The White spruce is a medium sized conifer which develops a handsome conical crown and normally grows to 25 m in height and 60 cm in diameter. Its crown can grow to 6 m in width and its needles are 15-22 mm long, four sided, blue green with lines of white dots on all sides, unpleasantly pungent when crushed, stiff and pointed but not sharp. Its cones are slender, cylindrical, blunt tipped and stalkless, 3-6 cm long; mature open cones crush easily but do not break. The bark of the White spruce is smooth, thin, light grey in youth to darker grey and scaly with age. Newly exposed bark is salmon pink to silvery.
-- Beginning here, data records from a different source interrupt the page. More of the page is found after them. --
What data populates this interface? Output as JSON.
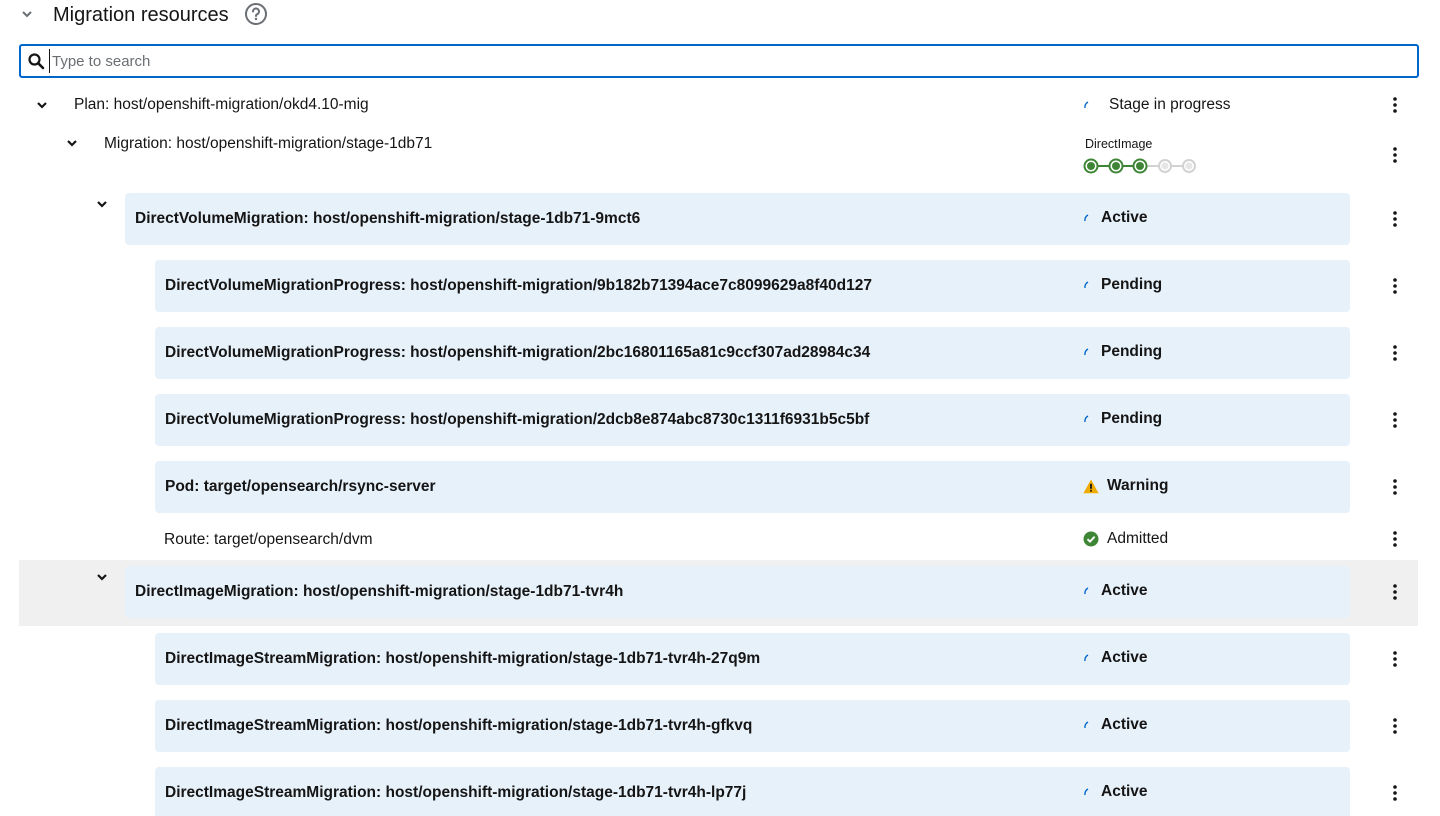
{
  "header": {
    "title": "Migration resources"
  },
  "search": {
    "placeholder": "Type to search",
    "value": ""
  },
  "plan": {
    "label": "Plan: host/openshift-migration/okd4.10-mig",
    "status": "Stage in progress"
  },
  "migration": {
    "label": "Migration: host/openshift-migration/stage-1db71",
    "pipeline_label": "DirectImage",
    "pipeline_steps": 5,
    "pipeline_completed": 3
  },
  "dvm": {
    "label": "DirectVolumeMigration: host/openshift-migration/stage-1db71-9mct6",
    "status": "Active"
  },
  "dvm_children": [
    {
      "label": "DirectVolumeMigrationProgress: host/openshift-migration/9b182b71394ace7c8099629a8f40d127",
      "status": "Pending"
    },
    {
      "label": "DirectVolumeMigrationProgress: host/openshift-migration/2bc16801165a81c9ccf307ad28984c34",
      "status": "Pending"
    },
    {
      "label": "DirectVolumeMigrationProgress: host/openshift-migration/2dcb8e874abc8730c1311f6931b5c5bf",
      "status": "Pending"
    },
    {
      "label": "Pod: target/opensearch/rsync-server",
      "status": "Warning"
    }
  ],
  "route": {
    "label": "Route: target/opensearch/dvm",
    "status": "Admitted"
  },
  "dim": {
    "label": "DirectImageMigration: host/openshift-migration/stage-1db71-tvr4h",
    "status": "Active"
  },
  "dism_children": [
    {
      "label": "DirectImageStreamMigration: host/openshift-migration/stage-1db71-tvr4h-27q9m",
      "status": "Active"
    },
    {
      "label": "DirectImageStreamMigration: host/openshift-migration/stage-1db71-tvr4h-gfkvq",
      "status": "Active"
    },
    {
      "label": "DirectImageStreamMigration: host/openshift-migration/stage-1db71-tvr4h-lp77j",
      "status": "Active"
    }
  ],
  "colors": {
    "accent": "#0066cc",
    "card": "#e7f1fa",
    "success": "#3e8635",
    "warning": "#f0ab00",
    "inactive": "#d2d2d2"
  },
  "icons": {
    "toggle": "chevron-down-icon",
    "help": "question-circle-icon",
    "search": "search-icon",
    "spinner": "spinner-icon",
    "warning": "warning-triangle-icon",
    "success": "check-circle-icon",
    "kebab": "kebab-icon"
  }
}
This tree grows in every forested region in Canada except the Pacific coast, and is often found near the arctic tree line. It is also useful as a landscape specimen, hedge or windbreak. It can be slow to grow when young and not tolerant of very urban conditions.

The wood of the White spruce is soft and resilient, white in colour, indistinguishable from black and red spruce, straight grained, fine textured and homogeneous. It is medium in strength with above average stiffness, and glues and nails well while holding paint well. White spruce is an important timber tree sold for construction lumber, and is also used for ladder rails, sounding boards for instruments and food containers.

Its range overlaps with Sitka and Engelmann spruce, natural hybrids occur. Normal life span of the White spruce is 200 years. The pliable roots of white spruce were used to lace the joints of birch bark canoes.